Hello everybody, In the context of DFT, I am given an 8-point signal x[n] with the 8-point DFT of X[k]. What is the IDFT of the sequence X[2k], for k=0-3? I 've been trying to find a formal answer specifically for the DFT all day but to no avail. Can you point me to a resource or provide an answer? A proof would be even better. Thanks in advance.
The starting signal x[n] is real. X[k] is the complex-valued DFT. In short, I 'm interested in general, complex quantities.
I got the answer after all. When downsampling the frequency by two, the time signal is wrapped in a new periodic signal of half the period and aliasing happens. Thus, if P[k]=X[2k], k=0,...,3 then p[n]=[x[0]+x[4] x[1]+x[5] x[2]+x[6] x[3]+x[7]] It dawned on me after reading the problem solution for two days.

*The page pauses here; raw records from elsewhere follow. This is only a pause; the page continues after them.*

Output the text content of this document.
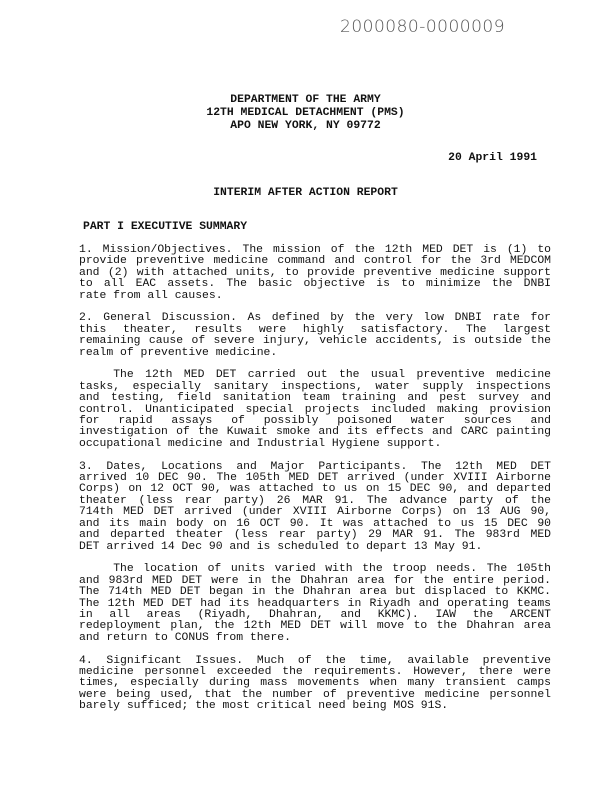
2000080-0000009
DEPARTMENT OF THE ARMY
12TH MEDICAL DETACHMENT (PMS)
APO NEW YORK, NY 09772
20 April 1991
INTERIM AFTER ACTION REPORT
PART I EXECUTIVE SUMMARY
1. Mission/Objectives. The mission of the 12th MED DET is (1) to
provide preventive medicine command and control for the 3rd MEDCOM
and (2) with attached units, to provide preventive medicine support
to all EAC assets. The basic objective is to minimize the DNBI
rate from all causes.
2. General Discussion. As defined by the very low DNBI rate for
this theater, results were highly satisfactory. The largest
remaining cause of severe injury, vehicle accidents, is outside the
realm of preventive medicine.
The 12th MED DET carried out the usual preventive medicine
tasks, especially sanitary inspections, water supply inspections
and testing, field sanitation team training and pest survey and
control. Unanticipated special projects included making provision
for rapid assays of possibly poisoned water sources and
investigation of the Kuwait smoke and its effects and CARC painting
occupational medicine and Industrial Hygiene support.
3. Dates, Locations and Major Participants. The 12th MED DET
arrived 10 DEC 90. The 105th MED DET arrived (under XVIII Airborne
Corps) on 12 OCT 90, was attached to us on 15 DEC 90, and departed
theater (less rear party) 26 MAR 91. The advance party of the
714th MED DET arrived (under XVIII Airborne Corps) on 13 AUG 90,
and its main body on 16 OCT 90. It was attached to us 15 DEC 90
and departed theater (less rear party) 29 MAR 91. The 983rd MED
DET arrived 14 Dec 90 and is scheduled to depart 13 May 91.
The location of units varied with the troop needs. The 105th
and 983rd MED DET were in the Dhahran area for the entire period.
The 714th MED DET began in the Dhahran area but displaced to KKMC.
The 12th MED DET had its headquarters in Riyadh and operating teams
in all areas (Riyadh, Dhahran, and KKMC). IAW the ARCENT
redeployment plan, the 12th MED DET will move to the Dhahran area
and return to CONUS from there.
4. Significant Issues. Much of the time, available preventive
medicine personnel exceeded the requirements. However, there were
times, especially during mass movements when many transient camps
were being used, that the number of preventive medicine personnel
barely sufficed; the most critical need being MOS 91S.
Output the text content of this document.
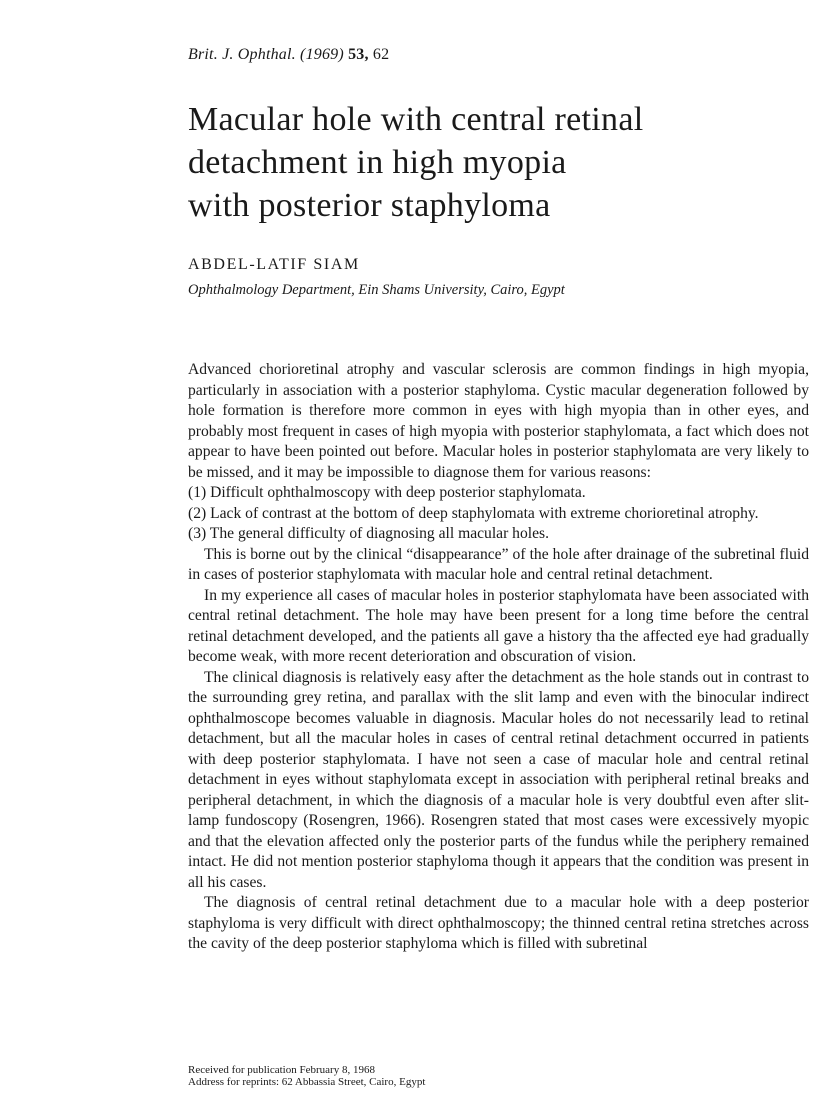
Brit. J. Ophthal. (1969) 53, 62
Macular hole with central retinal
detachment in high myopia
with posterior staphyloma
ABDEL-LATIF SIAM
Ophthalmology Department, Ein Shams University, Cairo, Egypt

Advanced chorioretinal atrophy and vascular sclerosis are common findings in high myopia, particularly in association with a posterior staphyloma. Cystic macular degeneration followed by hole formation is therefore more common in eyes with high myopia than in other eyes, and probably most frequent in cases of high myopia with posterior staphylomata, a fact which does not appear to have been pointed out before. Macular holes in posterior staphylomata are very likely to be missed, and it may be impossible to diagnose them for various reasons:

(1) Difficult ophthalmoscopy with deep posterior staphylomata.

(2) Lack of contrast at the bottom of deep staphylomata with extreme chorioretinal atrophy.

(3) The general difficulty of diagnosing all macular holes.

This is borne out by the clinical “disappearance” of the hole after drainage of the subretinal fluid in cases of posterior staphylomata with macular hole and central retinal detachment.

In my experience all cases of macular holes in posterior staphylomata have been associated with central retinal detachment. The hole may have been present for a long time before the central retinal detachment developed, and the patients all gave a history tha the affected eye had gradually become weak, with more recent deterioration and obscuration of vision.

The clinical diagnosis is relatively easy after the detachment as the hole stands out in contrast to the surrounding grey retina, and parallax with the slit lamp and even with the binocular indirect ophthalmoscope becomes valuable in diagnosis. Macular holes do not necessarily lead to retinal detachment, but all the macular holes in cases of central retinal detachment occurred in patients with deep posterior staphylomata. I have not seen a case of macular hole and central retinal detachment in eyes without staphylomata except in association with peripheral retinal breaks and peripheral detachment, in which the diagnosis of a macular hole is very doubtful even after slit-lamp fundoscopy (Rosengren, 1966). Rosengren stated that most cases were excessively myopic and that the elevation affected only the posterior parts of the fundus while the periphery remained intact. He did not mention posterior staphyloma though it appears that the condition was present in all his cases.

The diagnosis of central retinal detachment due to a macular hole with a deep posterior staphyloma is very difficult with direct ophthalmoscopy; the thinned central retina stretches across the cavity of the deep posterior staphyloma which is filled with subretinal

Received for publication February 8, 1968
Address for reprints: 62 Abbassia Street, Cairo, Egypt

Sounds to me that you are talking about the Nyquist frequency. Remember that the Nyquist frequency is kind of a theoretical limit. If you want a good reproduction of your sampled signal. I would in practical designs recommend sampling with at least with a frequency 10 times higher than the signal frequency of interest http://en.wikipedia.org/wiki/Nyquist_frequency http://en.wikipedia.org/wiki/Nyquist%E2%80%93Shannon_sampling_theorem
This was a uni course theoretical question, so there was no room for experimentation. The question was: You have x[n]=[ 2 -1 1 0 3 -2 3 -3] If X[k] is the 8-point DFT of x[n], what is r[n], if R[k]=|X[2k]|^2? As you can see, it was a bit more complex and broad than my original question.